Robbie Fleck
- Born: Robert Frank Fleck 17 July 1975 (age 50) Cape Town, South Africa
- Height: 6.0 ft (1.8 m)
- Weight: 15 st (95 kg)
- School: Bishops
- University: University of Cape Town

Rugby union career
- Position: Centre

Senior career
- Years: Team / Apps / (Points)
- 2003–2004: Bath Rugby / 13 / (5)

Provincial / State sides
- Years: Team / Apps / (Points)
- 1997–2003: Western Province / 56 / (70)

Super Rugby
- Years: Team / Apps / (Points)
- 1998–2003: Stormers / 48 / (80)

International career
- Years: Team / Apps / (Points)
- 1999–2002: South Africa / 31 / (50)

= Robbie Fleck =

South African rugby union player (born 1975)

Robert Frank Fleck better known as Robbie (born 17 July 1975 in Cape Town) is a former rugby union footballer who played at centre for South Africa. He is also the former head coach of the team.

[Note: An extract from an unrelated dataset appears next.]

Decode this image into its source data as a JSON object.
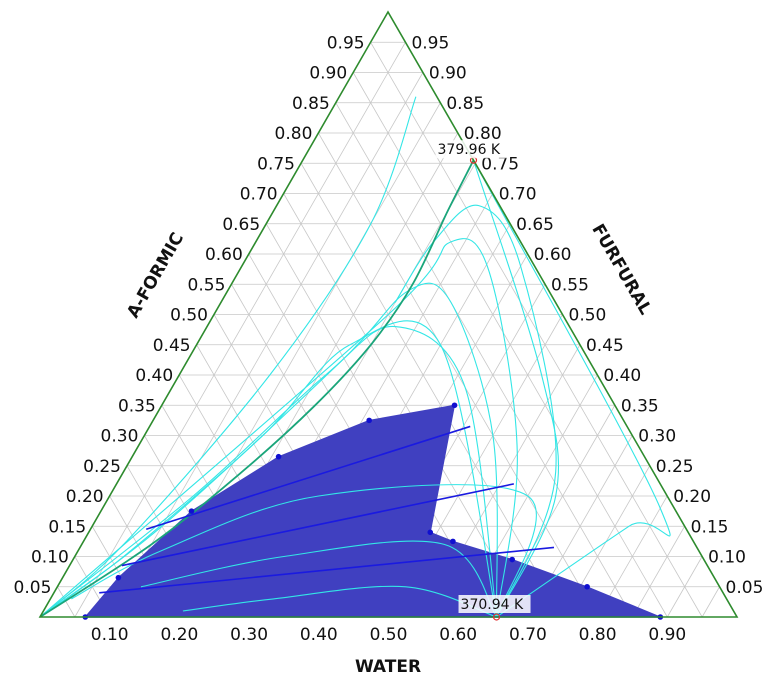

He made his international debut in the Tour of the UK & Ireland in 1998 and went on to make his test debut in 1999 against Italy.

He played for Bath Rugby in the English Premiership for a number of seasons.

Fleck attended Wynberg Boys' High School and Diocesan College in Cape Town.

At Bishops College Fleck played for their First XV in the same team alongside Herschelle Gibbs and Selborne Boome.